The authorities of the Kurdistan region of Iraq refused to bring the woman to Erbil, and Hussam went to the Egyptian embassy in Erbil and got a visa because he was married to an Egyptian woman.
At the Cairo airport, Hossam stood in front of the passport officer in joy at entering Egypt, but he was detained again at the airport, after the authorities refused to let him into the country, and he was returned to Erbil after staying at the airport for three consecutive days, to start a new chapter in the lives of two young men.
The search for the Arab capital
Fatima joined her husband in the city of Benghazi
“We heard gunfire at night and we didn’t feel completely safe, even though we were welcome there in Benghazi. It’s a beautiful country, but you were cut off from your community, your friends and your family, and you planted yourself in a country that needs time, him and irrigation to make it grow there.”
Hussam and Fatima spent six months in the only Arab city that accepted them, Benghazi in Libya.
Hussam says: “I searched a lot in several embassies, but I was not able to get married or meet Fatima in any of the Arab countries.”
Fatima added: “I didn’t hesitate for a moment to join my husband in Benghazi after he found a job and furnished an apartment, but we were going out and we were afraid, because weapons are widespread there, even though the city is quite stable.”
With a serious smile, Fatima said, “One day, we were going to a neighborhood near us to meet with a lawyer to file a case until we return to Cairo, and we heard the sounds of gunfire, and it turned out that he got into a car between two a team of armed men, who shot live bullets at each other. It was a very scary and difficult day.”

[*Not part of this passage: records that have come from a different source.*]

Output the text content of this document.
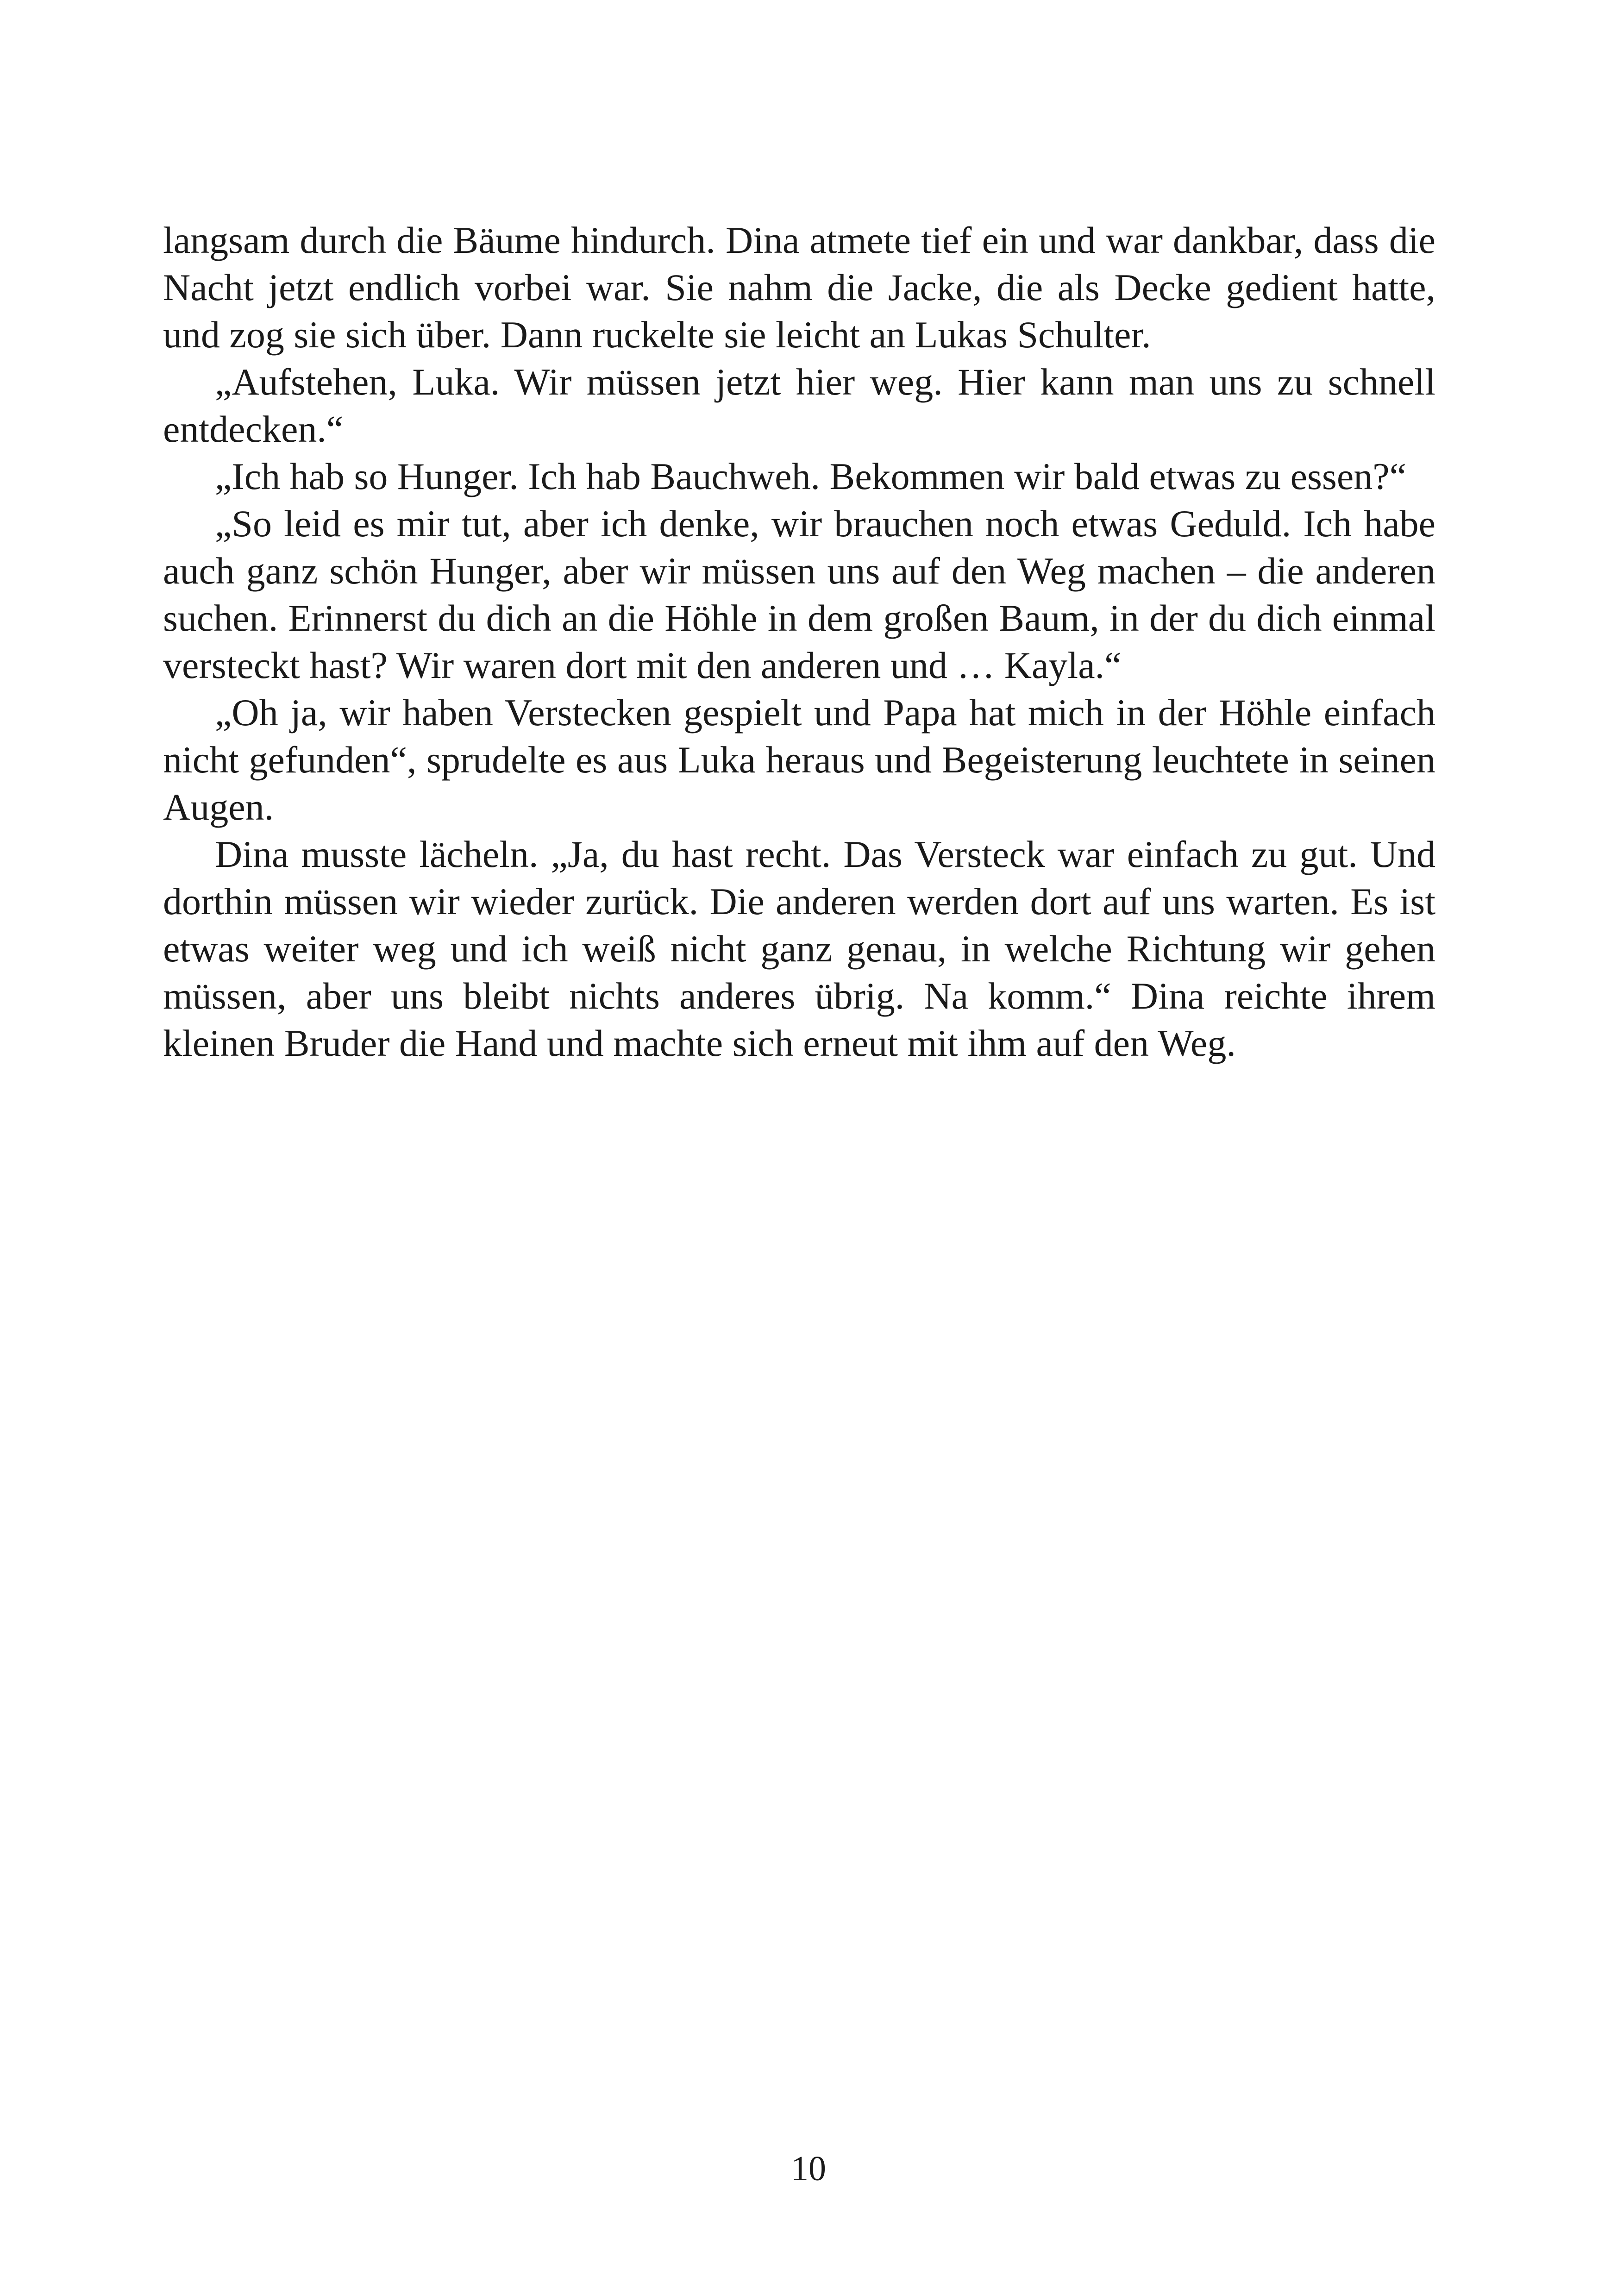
langsam durch die Bäume hindurch. Dina atmete tief ein und war dankbar, dass die Nacht jetzt endlich vorbei war. Sie nahm die Jacke, die als Decke gedient hatte, und zog sie sich über. Dann ruckelte sie leicht an Lukas Schulter.

„Aufstehen, Luka. Wir müssen jetzt hier weg. Hier kann man uns zu schnell entdecken.“

„Ich hab so Hunger. Ich hab Bauchweh. Bekommen wir bald etwas zu essen?“

„So leid es mir tut, aber ich denke, wir brauchen noch etwas Geduld. Ich habe auch ganz schön Hunger, aber wir müssen uns auf den Weg machen – die anderen suchen. Erinnerst du dich an die Höhle in dem großen Baum, in der du dich einmal versteckt hast? Wir waren dort mit den anderen und … Kayla.“

„Oh ja, wir haben Verstecken gespielt und Papa hat mich in der Höhle einfach nicht gefunden“, sprudelte es aus Luka heraus und Begeisterung leuchtete in seinen Augen.

Dina musste lächeln. „Ja, du hast recht. Das Versteck war einfach zu gut. Und dorthin müssen wir wieder zurück. Die anderen werden dort auf uns warten. Es ist etwas weiter weg und ich weiß nicht ganz genau, in welche Richtung wir gehen müssen, aber uns bleibt nichts anderes übrig. Na komm.“ Dina reichte ihrem kleinen Bruder die Hand und machte sich erneut mit ihm auf den Weg.

10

And he adds: “I did not stay there for more than six months, after the pregnancy began to burden me. I returned to my mother in Egypt last April. To revive our son Mahmud.”
To the new Arab capital
Mahmud is the young son of an Arab couple
Hussam said he fears for the family living in Benghazi. He decided to return to Beirut after the reason for the ban on entering the country was removed.
Fatima and her husband assess in one of the rooms of the house where the Hussam refugee family lives in Lebanon. She said in confident language, “If he goes to Kuala Lumpur, I will go with him. I left my job in Egypt, my apartment, my family and my friends and I came here confident of a happy life with my husband despite the difficulties, but I hope that we will return to Egypt.”
She added: “Life here in Lebanon is hard and expensive. The economic crisis is putting pressure on people, and wages are not great.”
Hossam looked at me and then said, “I still hope. Egypt is a beautiful country in spite of everything I have seen in it. It hosted me and millions of my countrymen and we lived among it as citizens. Now I hope that my wife and I we can give back to our work, our lives and our apartment in Cairo.”